スプリームラリンジアルマスクエアウェイで異なるカフ圧の使用を、血圧、シーリング圧、術後有害事象で比較

・Supreme ラリンジアルマスク(SLMA)は、気管チューブの代替物として使用される声門上気道器具(SGA)である。本研究では、主に循環動態反応を見るため、正常カフ圧の SLMA の使用を低カフ圧と比較することを目的とした。

・本試験では、高血圧と診断され、静脈瘤または鼡径ヘルニア手術が予定されてた 120 人の患者が登録され、99 人の患者が終了した。カフ圧にしたがって、患者を無作為に低圧群(L 群、45cmH2O)と正常圧群(N 群、60cmH2O)の 2 群に分けた。全患者の人口統計、マランパチスコア、手術術式と所要時間、心拍数、(HR)、平均動脈圧(MAP)、1 回換気量のリーク率、Ppeak、Pmean、etCO2、シール圧、ファイバーで見たスコア、術後有害事象を記録した。

・SLMA 挿入直後と 2 分後の MAP と HR 値は、L 群の方が有意に低かった(p<0.001)。L 群と N 群では、シール圧はそれぞれ 24.1±3.1cmH2O と 26.2±3.9cmH2O(p=0.003)であった。また、血液汚染と咽頭痛は、L 群の方が少なかった(p<0.05)。ファイバーで見た平均スコア、挿入特性、換気パラメーターは、群間で同様であった(p>0.05)。

・カフ圧 45cmH2O を用いた SLMA の使用は、正常カフ圧と比較して、循環動態反応と術後副作用を有意に減少させる。したがって、高いシール圧を必要とするいくつかの特殊な手術を除いて、カフ圧は 45 cmH2O の SLMA を使用することをお勧めする。

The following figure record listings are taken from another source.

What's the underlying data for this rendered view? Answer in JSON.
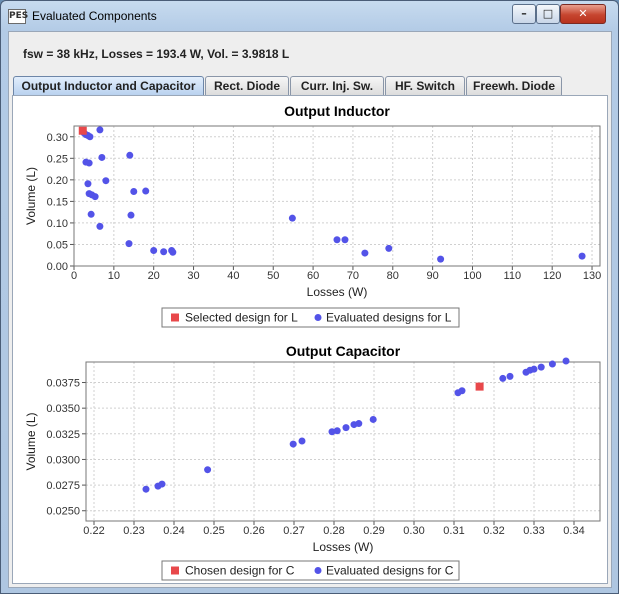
{
  "window": {
    "title": "Evaluated Components",
    "icon_label": "PES",
    "controls": [
      "minimize-icon",
      "maximize-icon",
      "close-icon"
    ]
  },
  "header": {
    "summary": "fsw = 38 kHz, Losses = 193.4 W, Vol. = 3.9818 L"
  },
  "tabs": [
    {
      "label": "Output Inductor and Capacitor",
      "active": true
    },
    {
      "label": "Rect. Diode",
      "active": false
    },
    {
      "label": "Curr. Inj. Sw.",
      "active": false
    },
    {
      "label": "HF. Switch",
      "active": false
    },
    {
      "label": "Freewh. Diode",
      "active": false
    }
  ],
  "colors": {
    "selected": "#e8484b",
    "evaluated": "#5353e8",
    "grid": "#d0d0d0"
  },
  "chart_data": [
    {
      "type": "scatter",
      "title": "Output Inductor",
      "xlabel": "Losses (W)",
      "ylabel": "Volume (L)",
      "xlim": [
        0,
        132
      ],
      "ylim": [
        0,
        0.325
      ],
      "xticks": [
        "0",
        "10",
        "20",
        "30",
        "40",
        "50",
        "60",
        "70",
        "80",
        "90",
        "100",
        "110",
        "120",
        "130"
      ],
      "yticks": [
        "0.00",
        "0.05",
        "0.10",
        "0.15",
        "0.20",
        "0.25",
        "0.30"
      ],
      "grid": true,
      "legend": "bottom",
      "series": [
        {
          "name": "Selected design for L",
          "marker": "square",
          "color": "#e8484b",
          "points": [
            [
              2.2,
              0.314
            ]
          ]
        },
        {
          "name": "Evaluated designs for L",
          "marker": "circle",
          "color": "#5353e8",
          "points": [
            [
              2.5,
              0.309
            ],
            [
              3.0,
              0.305
            ],
            [
              3.5,
              0.303
            ],
            [
              4.0,
              0.3
            ],
            [
              6.5,
              0.316
            ],
            [
              3.0,
              0.241
            ],
            [
              3.8,
              0.239
            ],
            [
              7.0,
              0.252
            ],
            [
              3.5,
              0.191
            ],
            [
              8.0,
              0.198
            ],
            [
              3.8,
              0.168
            ],
            [
              4.5,
              0.165
            ],
            [
              5.3,
              0.161
            ],
            [
              15.0,
              0.173
            ],
            [
              18.0,
              0.174
            ],
            [
              4.3,
              0.12
            ],
            [
              6.5,
              0.092
            ],
            [
              14.0,
              0.257
            ],
            [
              14.3,
              0.118
            ],
            [
              13.8,
              0.052
            ],
            [
              20.0,
              0.036
            ],
            [
              22.5,
              0.033
            ],
            [
              24.5,
              0.036
            ],
            [
              24.8,
              0.032
            ],
            [
              54.8,
              0.111
            ],
            [
              66.0,
              0.061
            ],
            [
              68.0,
              0.061
            ],
            [
              73.0,
              0.03
            ],
            [
              79.0,
              0.041
            ],
            [
              92.0,
              0.016
            ],
            [
              127.5,
              0.023
            ]
          ]
        }
      ]
    },
    {
      "type": "scatter",
      "title": "Output Capacitor",
      "xlabel": "Losses (W)",
      "ylabel": "Volume (L)",
      "xlim": [
        0.218,
        0.3465
      ],
      "ylim": [
        0.024,
        0.0395
      ],
      "xticks": [
        "0.22",
        "0.23",
        "0.24",
        "0.25",
        "0.26",
        "0.27",
        "0.28",
        "0.29",
        "0.30",
        "0.31",
        "0.32",
        "0.33",
        "0.34"
      ],
      "yticks": [
        "0.0250",
        "0.0275",
        "0.0300",
        "0.0325",
        "0.0350",
        "0.0375"
      ],
      "grid": true,
      "legend": "bottom",
      "series": [
        {
          "name": "Chosen design for C",
          "marker": "square",
          "color": "#e8484b",
          "points": [
            [
              0.3164,
              0.0371
            ]
          ]
        },
        {
          "name": "Evaluated designs for C",
          "marker": "circle",
          "color": "#5353e8",
          "points": [
            [
              0.233,
              0.0271
            ],
            [
              0.236,
              0.0274
            ],
            [
              0.237,
              0.0276
            ],
            [
              0.2484,
              0.029
            ],
            [
              0.2698,
              0.0315
            ],
            [
              0.272,
              0.0318
            ],
            [
              0.2795,
              0.0327
            ],
            [
              0.2808,
              0.0328
            ],
            [
              0.283,
              0.0331
            ],
            [
              0.285,
              0.0334
            ],
            [
              0.2862,
              0.0335
            ],
            [
              0.2898,
              0.0339
            ],
            [
              0.311,
              0.0365
            ],
            [
              0.312,
              0.0367
            ],
            [
              0.3222,
              0.0379
            ],
            [
              0.324,
              0.0381
            ],
            [
              0.328,
              0.0385
            ],
            [
              0.329,
              0.0387
            ],
            [
              0.33,
              0.0388
            ],
            [
              0.3318,
              0.039
            ],
            [
              0.3346,
              0.0393
            ],
            [
              0.338,
              0.0396
            ]
          ]
        }
      ]
    }
  ]
}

[!]:換気に支障をきたさない限り、カフ圧は低ければ低いほど良いと思う。

【出典】
Comparison of Different Cuff Pressure Use with the Supreme Laryngeal Mask Airway on Haemodynamic Response, Seal Pressure and Postoperative Adverse Events: A Prospective Randomized Study.
Turk J Anaesthesiol Reanim. 2018 Apr;46(2):151-157. doi: 10.5152/TJAR.2017.89587. Epub 2017 Nov 27.